Jgroup/ARM: a distributed object group platform with autonomous replication management

This paper presents the design and implementation of Jgroup/ARM, a distributed object group platform with autonomous replication management along with a novel measurement‐based assessment technique that is used to validate the fault‐handling capability of Jgroup/ARM. Jgroup extends Java RMI through the group communication paradigm and has been designed specifically for application support in partitionable systems. ARM aims at improving the dependability characteristics of systems through a fault‐treatment mechanism. Hence, ARM focuses on deployment and operational aspects, where the gain in terms of improved dependability is likely to be the greatest.
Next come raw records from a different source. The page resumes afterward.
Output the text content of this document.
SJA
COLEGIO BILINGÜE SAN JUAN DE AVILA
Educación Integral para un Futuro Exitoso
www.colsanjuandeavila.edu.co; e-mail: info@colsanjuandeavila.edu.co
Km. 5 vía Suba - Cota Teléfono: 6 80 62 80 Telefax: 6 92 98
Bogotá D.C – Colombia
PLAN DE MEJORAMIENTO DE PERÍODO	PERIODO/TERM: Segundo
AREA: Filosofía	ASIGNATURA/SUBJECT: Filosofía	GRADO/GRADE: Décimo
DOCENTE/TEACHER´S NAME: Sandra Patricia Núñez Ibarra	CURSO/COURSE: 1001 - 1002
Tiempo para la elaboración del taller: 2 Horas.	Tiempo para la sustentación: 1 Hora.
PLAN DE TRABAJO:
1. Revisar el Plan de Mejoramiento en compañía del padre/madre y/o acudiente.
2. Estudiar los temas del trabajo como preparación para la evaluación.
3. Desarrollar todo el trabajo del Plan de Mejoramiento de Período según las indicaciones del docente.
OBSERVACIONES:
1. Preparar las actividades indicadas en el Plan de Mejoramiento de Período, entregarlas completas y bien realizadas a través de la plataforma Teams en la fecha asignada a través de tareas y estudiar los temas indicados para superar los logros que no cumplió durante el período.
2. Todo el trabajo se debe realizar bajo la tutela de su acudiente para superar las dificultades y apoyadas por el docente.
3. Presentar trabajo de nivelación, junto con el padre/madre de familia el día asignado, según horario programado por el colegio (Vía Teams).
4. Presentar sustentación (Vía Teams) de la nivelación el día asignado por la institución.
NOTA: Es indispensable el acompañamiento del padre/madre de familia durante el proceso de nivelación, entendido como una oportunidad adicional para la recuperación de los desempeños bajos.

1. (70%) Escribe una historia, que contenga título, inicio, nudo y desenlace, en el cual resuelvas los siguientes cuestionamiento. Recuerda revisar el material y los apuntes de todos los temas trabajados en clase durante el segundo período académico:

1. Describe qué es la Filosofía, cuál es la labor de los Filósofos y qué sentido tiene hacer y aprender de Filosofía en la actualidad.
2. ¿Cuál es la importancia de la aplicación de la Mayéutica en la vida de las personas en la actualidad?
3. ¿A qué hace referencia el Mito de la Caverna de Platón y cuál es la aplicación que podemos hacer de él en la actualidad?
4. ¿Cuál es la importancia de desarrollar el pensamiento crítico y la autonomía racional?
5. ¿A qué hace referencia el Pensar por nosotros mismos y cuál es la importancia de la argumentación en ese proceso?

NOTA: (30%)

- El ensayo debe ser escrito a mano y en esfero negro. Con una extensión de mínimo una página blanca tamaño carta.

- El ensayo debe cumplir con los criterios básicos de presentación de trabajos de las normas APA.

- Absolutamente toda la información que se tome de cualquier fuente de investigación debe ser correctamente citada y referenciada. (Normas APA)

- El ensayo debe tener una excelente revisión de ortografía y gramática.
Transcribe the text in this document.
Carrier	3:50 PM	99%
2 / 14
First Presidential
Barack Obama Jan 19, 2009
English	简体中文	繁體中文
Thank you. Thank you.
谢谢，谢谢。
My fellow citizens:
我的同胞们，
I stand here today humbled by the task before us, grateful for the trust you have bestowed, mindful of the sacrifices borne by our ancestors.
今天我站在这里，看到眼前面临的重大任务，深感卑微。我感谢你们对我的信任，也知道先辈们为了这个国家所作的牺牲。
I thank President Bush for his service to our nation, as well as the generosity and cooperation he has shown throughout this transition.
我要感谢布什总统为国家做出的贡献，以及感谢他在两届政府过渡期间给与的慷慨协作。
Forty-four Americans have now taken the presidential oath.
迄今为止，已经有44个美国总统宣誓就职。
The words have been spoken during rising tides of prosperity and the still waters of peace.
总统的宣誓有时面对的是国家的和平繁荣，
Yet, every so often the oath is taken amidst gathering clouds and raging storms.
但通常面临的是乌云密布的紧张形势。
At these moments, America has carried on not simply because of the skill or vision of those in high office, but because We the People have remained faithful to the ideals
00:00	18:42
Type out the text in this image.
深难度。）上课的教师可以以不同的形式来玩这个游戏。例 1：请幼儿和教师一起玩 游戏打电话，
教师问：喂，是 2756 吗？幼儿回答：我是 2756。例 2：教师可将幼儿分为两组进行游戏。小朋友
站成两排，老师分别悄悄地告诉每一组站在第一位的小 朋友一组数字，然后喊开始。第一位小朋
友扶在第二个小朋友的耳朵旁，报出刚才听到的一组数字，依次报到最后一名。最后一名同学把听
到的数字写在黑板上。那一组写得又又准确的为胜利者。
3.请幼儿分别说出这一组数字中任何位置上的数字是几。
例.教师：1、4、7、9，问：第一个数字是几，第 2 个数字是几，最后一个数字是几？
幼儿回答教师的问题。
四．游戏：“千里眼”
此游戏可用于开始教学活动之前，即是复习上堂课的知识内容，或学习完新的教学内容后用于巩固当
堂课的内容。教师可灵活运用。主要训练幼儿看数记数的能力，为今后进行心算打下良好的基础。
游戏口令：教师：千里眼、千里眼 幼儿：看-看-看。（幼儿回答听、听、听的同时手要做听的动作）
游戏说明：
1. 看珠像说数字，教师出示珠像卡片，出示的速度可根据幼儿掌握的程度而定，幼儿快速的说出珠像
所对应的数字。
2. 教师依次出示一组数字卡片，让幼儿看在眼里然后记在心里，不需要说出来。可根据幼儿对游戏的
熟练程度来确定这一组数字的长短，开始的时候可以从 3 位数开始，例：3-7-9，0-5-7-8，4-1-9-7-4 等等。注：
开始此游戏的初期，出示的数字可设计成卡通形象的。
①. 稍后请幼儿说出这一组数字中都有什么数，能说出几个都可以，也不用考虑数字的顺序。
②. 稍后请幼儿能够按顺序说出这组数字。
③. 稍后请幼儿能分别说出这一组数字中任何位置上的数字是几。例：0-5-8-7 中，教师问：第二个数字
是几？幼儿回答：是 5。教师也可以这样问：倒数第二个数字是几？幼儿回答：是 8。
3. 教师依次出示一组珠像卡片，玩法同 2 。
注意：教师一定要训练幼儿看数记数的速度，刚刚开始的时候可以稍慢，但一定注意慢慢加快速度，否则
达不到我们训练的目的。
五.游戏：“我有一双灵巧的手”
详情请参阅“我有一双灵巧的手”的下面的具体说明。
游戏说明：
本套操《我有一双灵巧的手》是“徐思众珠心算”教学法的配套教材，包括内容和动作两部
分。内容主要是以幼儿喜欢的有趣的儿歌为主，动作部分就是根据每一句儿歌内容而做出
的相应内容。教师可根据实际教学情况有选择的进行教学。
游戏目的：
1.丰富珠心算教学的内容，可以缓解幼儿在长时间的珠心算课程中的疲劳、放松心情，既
The main objective of ARM is to localize failures and to reconfigure the system according to application‐specific dependability requirements. Combining Jgroup and ARM can significantly reduce the effort necessary for developing, deploying and managing dependable, partition‐aware applications. Jgroup/ARM is evaluated experimentally to validate its fault‐handling capability; the recovery performance of a system deployed in a wide area network is evaluated. In this experiment multiple nearly coincident reachability changes are injected to emulate network partitions separating the service replicas. The results show that Jgroup/ARM is able to recover applications to their initial state in several realistic failure scenarios, including multiple, concurrent network partitionings. Copyright © 2007 John Wiley & Sons, Ltd.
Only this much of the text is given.